The topics had a problem with an invented category (meta) to capture things like title and footnotes. Easy to remove, but the recommendations ended up worse as it began forming multiple recommendations per paragraph due to page splitting. Fortunately, this was resolved by pointing out the problem and asking the LLM to compare recommendations with the same paragraph and number. This is where the agent style shines. It uses some python code to programmatically extract content so it can present it as a single body to the LLM. This significantly improves the success rate on tasks like this.
Final attempt
I think the second attempt was still a failure. There was a lot of problems mapping page and paragraphs correctly. To resolve, we should directly add paragraph markers via <a> tags before analyzing. I made one more go at this.
| Metric | Before | After |
|---|---|---|
| Total Recommendations | 3002 | 2134 |
| Total topics | 2115 | 2103 |
| Total Topic Tags | 95 | 44 |
Struggles to perform deep analysis
With a document like the goal was to really do a deep inspection of everything. It was really challenging as I found I the LLM was always trying to summarize and generalize and was prone to skipping work. One of the first things I did was chunk up the main document into 10 page section to force it to analyze specific sections at a time.
There were many times where it wanted to reach for programmatic analysis techniques, and I had to force it to consider raw analysis of the content so I could get the analysis from the LLM. I found this was a much better way to detect topics and tagging.
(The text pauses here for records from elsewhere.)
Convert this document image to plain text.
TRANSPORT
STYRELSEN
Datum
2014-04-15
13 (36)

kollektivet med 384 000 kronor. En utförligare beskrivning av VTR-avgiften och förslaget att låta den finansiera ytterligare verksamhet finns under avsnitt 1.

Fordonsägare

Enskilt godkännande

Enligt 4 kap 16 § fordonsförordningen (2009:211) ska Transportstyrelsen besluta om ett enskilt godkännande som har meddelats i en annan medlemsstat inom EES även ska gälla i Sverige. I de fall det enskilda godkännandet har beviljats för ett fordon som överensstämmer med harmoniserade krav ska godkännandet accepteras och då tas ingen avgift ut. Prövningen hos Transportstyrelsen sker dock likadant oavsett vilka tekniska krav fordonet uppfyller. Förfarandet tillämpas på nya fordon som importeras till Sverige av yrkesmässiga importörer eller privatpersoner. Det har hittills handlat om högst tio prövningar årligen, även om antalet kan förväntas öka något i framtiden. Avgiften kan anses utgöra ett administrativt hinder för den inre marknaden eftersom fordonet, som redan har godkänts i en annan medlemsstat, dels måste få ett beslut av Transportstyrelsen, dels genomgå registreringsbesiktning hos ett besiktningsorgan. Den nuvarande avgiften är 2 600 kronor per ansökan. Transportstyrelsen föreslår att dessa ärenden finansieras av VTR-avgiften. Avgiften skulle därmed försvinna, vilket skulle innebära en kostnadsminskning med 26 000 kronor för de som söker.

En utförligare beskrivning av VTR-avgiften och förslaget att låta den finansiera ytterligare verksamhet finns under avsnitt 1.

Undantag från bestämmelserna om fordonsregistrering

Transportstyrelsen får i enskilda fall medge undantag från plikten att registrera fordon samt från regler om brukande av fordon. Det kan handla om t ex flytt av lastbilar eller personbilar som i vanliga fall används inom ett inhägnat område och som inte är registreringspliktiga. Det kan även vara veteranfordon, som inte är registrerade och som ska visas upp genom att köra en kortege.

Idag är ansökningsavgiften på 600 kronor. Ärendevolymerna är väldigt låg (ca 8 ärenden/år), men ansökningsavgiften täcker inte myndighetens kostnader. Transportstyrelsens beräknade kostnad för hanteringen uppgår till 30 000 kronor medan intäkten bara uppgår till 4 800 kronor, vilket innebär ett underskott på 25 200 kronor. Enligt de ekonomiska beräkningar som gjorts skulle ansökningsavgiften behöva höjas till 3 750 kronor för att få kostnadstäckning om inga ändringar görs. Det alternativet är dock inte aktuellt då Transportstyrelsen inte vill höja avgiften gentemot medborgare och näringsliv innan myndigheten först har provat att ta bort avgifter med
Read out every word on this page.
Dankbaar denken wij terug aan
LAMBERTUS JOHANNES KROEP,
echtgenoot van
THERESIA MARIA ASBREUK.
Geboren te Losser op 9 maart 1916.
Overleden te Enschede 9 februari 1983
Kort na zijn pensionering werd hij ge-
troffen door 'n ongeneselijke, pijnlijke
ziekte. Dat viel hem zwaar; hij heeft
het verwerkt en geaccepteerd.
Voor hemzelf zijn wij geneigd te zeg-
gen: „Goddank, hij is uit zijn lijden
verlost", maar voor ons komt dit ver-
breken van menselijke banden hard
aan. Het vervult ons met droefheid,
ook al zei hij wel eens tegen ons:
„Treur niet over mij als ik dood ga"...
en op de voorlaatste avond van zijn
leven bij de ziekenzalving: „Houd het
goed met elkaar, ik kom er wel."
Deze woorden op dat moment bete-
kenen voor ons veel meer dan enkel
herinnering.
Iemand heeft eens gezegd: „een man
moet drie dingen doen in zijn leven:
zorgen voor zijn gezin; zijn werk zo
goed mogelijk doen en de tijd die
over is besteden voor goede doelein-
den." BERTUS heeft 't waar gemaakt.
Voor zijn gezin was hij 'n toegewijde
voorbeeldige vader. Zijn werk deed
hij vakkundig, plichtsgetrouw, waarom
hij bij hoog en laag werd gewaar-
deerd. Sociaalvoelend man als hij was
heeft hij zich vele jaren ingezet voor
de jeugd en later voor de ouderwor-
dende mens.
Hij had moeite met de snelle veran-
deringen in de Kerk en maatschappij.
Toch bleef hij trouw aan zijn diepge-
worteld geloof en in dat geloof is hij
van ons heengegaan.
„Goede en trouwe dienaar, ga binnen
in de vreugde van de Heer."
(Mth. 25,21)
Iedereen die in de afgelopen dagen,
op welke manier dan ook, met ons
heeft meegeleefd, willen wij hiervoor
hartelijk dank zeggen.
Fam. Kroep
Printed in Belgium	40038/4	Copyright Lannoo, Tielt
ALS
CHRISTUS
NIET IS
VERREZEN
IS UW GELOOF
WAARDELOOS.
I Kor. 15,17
I ended up with lots of duplication, but since the LLM loves to generalize, I let it do so as a final cleanup step.Pillar II is a personnel database
LLM-generated posts
I find the writing of LLMs is still awful. It basically picks up on every worst habit of tech writing which has been abysmal for years. The space is saturated with resume-padding fluff. I think that’s seriously impaired the writing quality of these LLMs. I tried to let it draft an initial pass at this post, but I threw it all away in the end.
It loves to namedrop words like “performance” without explaining the actual constraints or what was done to address them.
Technically, this was an interesting challenge. The full document is quite large, so I had to think carefully about how to structure the data and components for good performance. I ended up using:
The search implementation was probably the trickiest part.
Search performance was actually broken and had to be removed.
The split-pane resizing was also fun to implement — had to handle mouse events carefully to make the drag interaction feel smooth while also updating the layout state reactively.
This is another good example of useless fluff. \<feature\> was fun. “Had to handle mouse events carefully”… The browsers took over most of the drag-related performance after years of developers getting it wrong. “Feel smooth” is empty prose, too. Is it higher fps, steadier fps, less layout thrash? And why does “careful” handling make it smoother, exactly? Feels like your typical junior/intern writing a Medium article.
What did go well
It’s been a while since I worked on major features on this site. It’s been pretty hard to adapt back to the mind model when it’s pretty different from the day job. So, opencode was a helpful way to get back into this site after so long. I was forgetting many of the exact places to look for things, so watching the LLM search was helpful. And after it was done I could use the session to kick-start a skill to improve quality on future requests.
It feels like there’s a lot less friction around adding/improving features. I want to remove the scss dependency and the reliance on live rendering via chrome. I’m well on the way to that goal now. I was able to add a sx prop to dynamically generate CSS on the statically typed HTML pages. A couple more tweaks and that dynamic CSS will be inlined into the generated HTML pages.
I was also able to add new statically built pages, like these gallery pages for static content folders that have a lot of images (example: roguelike refs gallery).